Loki aveva parlato con la forza dell’odio, un’energia che aveva temporaneamente accantonato in un angolo buio della mente, una veemenza riesumata che emergeva quando le illusioni svanivano di colpo, quando il dolore batteva il senso del perdono.
“È davvero gentile da parte tua. Sai, Thor dice che sei suo fratello. Lo dice davvero e ci crede quando lo fa. Ma dice anche che sei irragionevole. E io inizio a pensare che sia vero. E –se posso- aggiungerei anche stronzo!”
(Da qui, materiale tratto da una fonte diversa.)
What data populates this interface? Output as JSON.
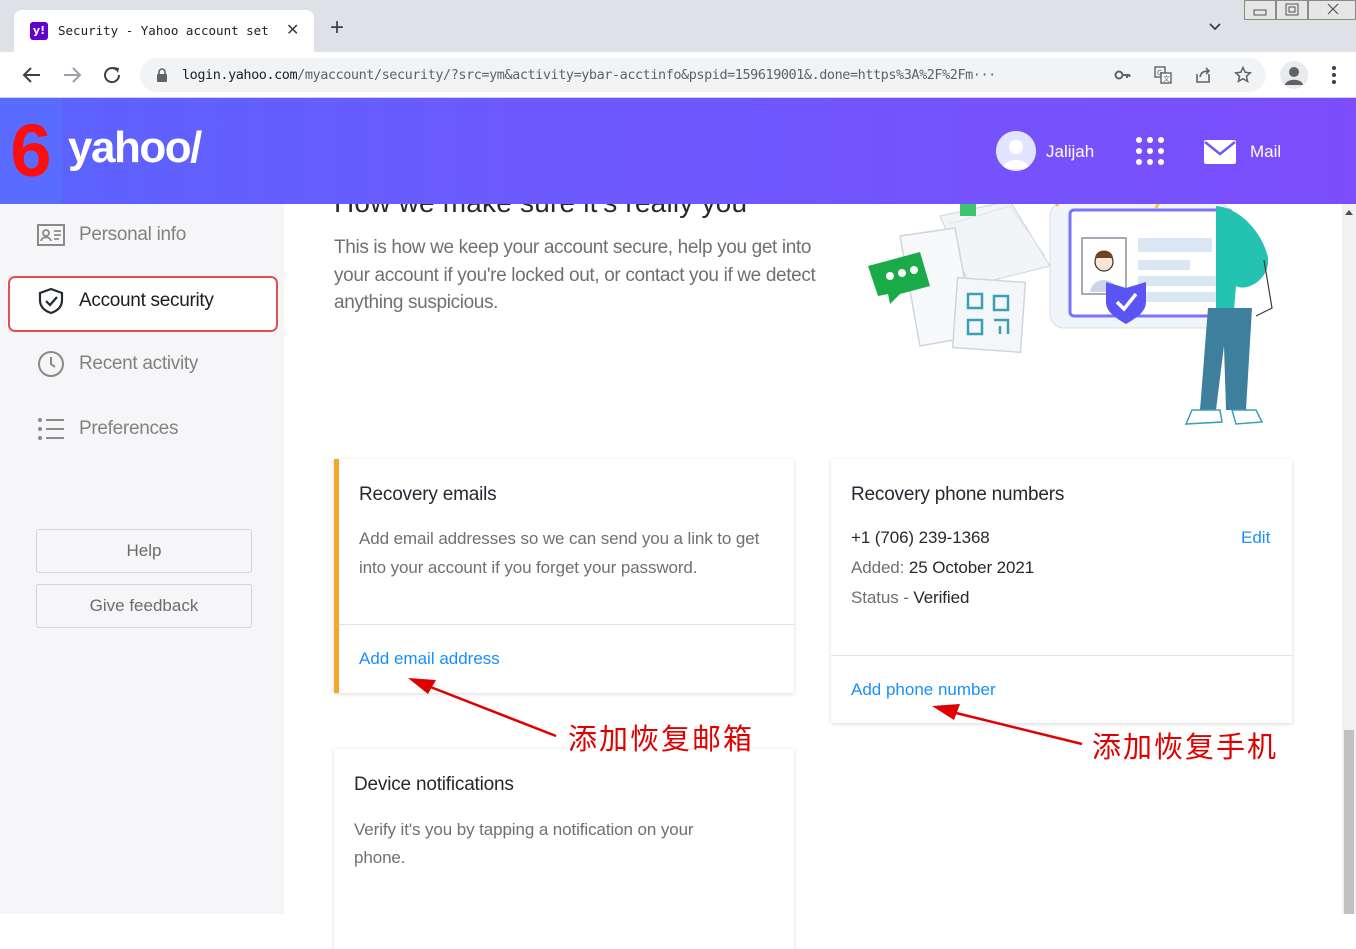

Darcy si era avviata verso l’uscita lasciandosi alle spalle la beffa amara dell’inizio e della fine, di una conoscenza che toccandola l’aveva in qualche modo segnata.
 
Dopo le sue parole erano rimasti in silenzio. Loki non si era mosso, nessuna minaccia e nessun lamento. Aveva chiuso i suoi pensieri in un antro della mente lasciando ogni considerazione sospesa. E poi si era voltato dando le spalle alle sue spalle, osservando per un lungo attimo la sua stessa immagine riflessa. Una figura ancora una volta opaca, un ritratto torbido almeno quanto il suo animo.
E alla fine quando lei aveva deciso di andarsene era rimasto solo.
Solo con quella che era la proiezione di se stesso.